TURNER: Drama as Dortmund, Real Madrid advance

"I was thinking about all the chances we missed over the two legs, about Willy's fantastic saves," he said. "It was such a bad feeling, you felt so hard done by. But all of that made (the eventual win) even sweeter, more beautiful and unforgettable".

"Of course we were very, very lucky at the end," sporting director Michael Zorc said. Klopp's retro move of using defenders Neven Subotic and Felipe Santana as auxiliary strikers -- "it's a tactic from 1846," joked German Sky expert Eric Meijer -- and hoof it long resulted in two very, very late goals, the first from Marco Reus and the second one a candidate for "most irregular goal ever:" at three different times in the attack, Dortmund players were offside. Somehow, the Scottish referee team let Santana's 3-2 winner stand.

"I am aware that today, football showed its two faces," said Klopp, with genuine empathy for the opposition. "We got lucky. But in the past, we didn't. So it feels good tonight."

Santana's toe poke on the line didn't just change the outcome of this tie. It changed the whole narrative of Dortmund's European campaign. Amid the euphoria, Dortmund players and officials might have realized that talk of trophy dreams and destiny had instantly replaced a solemn inquest into the failings. Overhyped, inexperienced, tactically naive, wasteful, defensively suspect, mentally fragile, lacking depth -- Dortmund was only one correct offside decision away from these unflattering buzzwords in Wednesday's newspaper reports. But Tuesday night was one of those "football miracle(s)" (Bild) when analysis and result don't really go together. No wonder (pun intended) German commentators were reminded of Manchester United's similarly incongruous 2-1 win over Bayern Munich in the 1999 Champions League final.

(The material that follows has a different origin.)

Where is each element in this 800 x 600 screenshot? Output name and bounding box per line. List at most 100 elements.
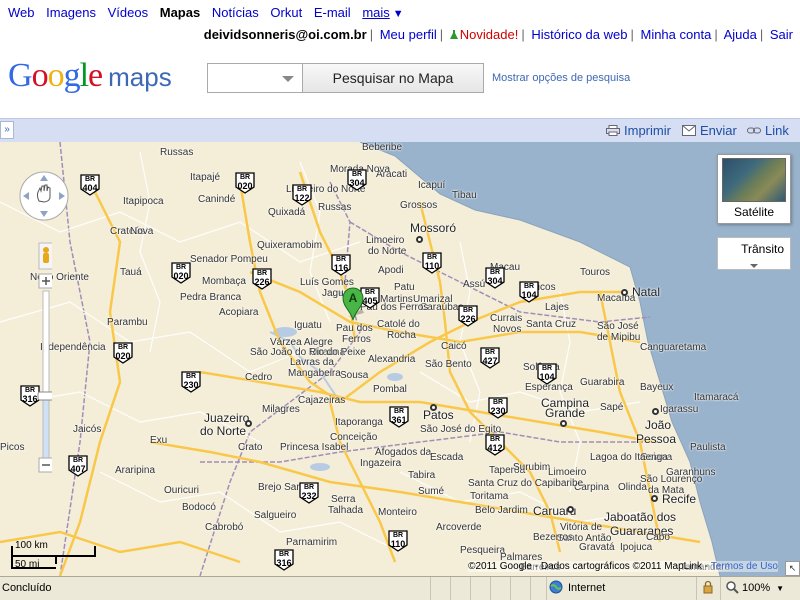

In the cold light of day, its failings might yet come back to trouble Dortmund again and ultimately stop it from going all the way in the competition. "BVB has the thinnest squad of all possible semifinalists," wrote Spiegel Online, "many players have been struggling for weeks, they seem tired and over-played."

It's all true. But Klopp and his men can also take heart that this was very much a win against type. By the manager's own admission, his Borussia has been an all-or-nothing team. It only succeeds when it plays to the fullest of its potential, with maximum concentration. When it doesn't -- like in this year's Bundesliga, where it's a whopping 20 points behind champion Bayern -- it hasn't been able to win.

This time, however, it did find a way, despite all the mistakes and problems, and with a "route-one" football that couldn't have been further removed from its usual high-speed combination game. In the evolution of this team toward a genuine European power, this was undoubtedly an important step. It's a cliche but true nevertheless: winning without fully convincing is the true mark of class in this game.

On the evidence of Tuesday night, it won't quite be enough to repeat the heroics of 1997, when an unfancied Borussia side beat Juventus 3-1 in the Champions League final in Munich. But it doesn't really matter, at least not for the next couple of weeks. Gate-crashing the last four of UEFA's top competition is in itself reward enough for the moment. Dortmund knows that it's still a work in progress; the extra money from the next round will help to build the team and keep all its important players.

Any more success -- deserved or otherwise -- will resemble the stuff of fairy tales and further threaten the health of Klopp and everyone of a Black and Yellow persuasion. But Borussia doesn't need win any more games in Europe to feel on cloud nine. It's a wonderful position to be in.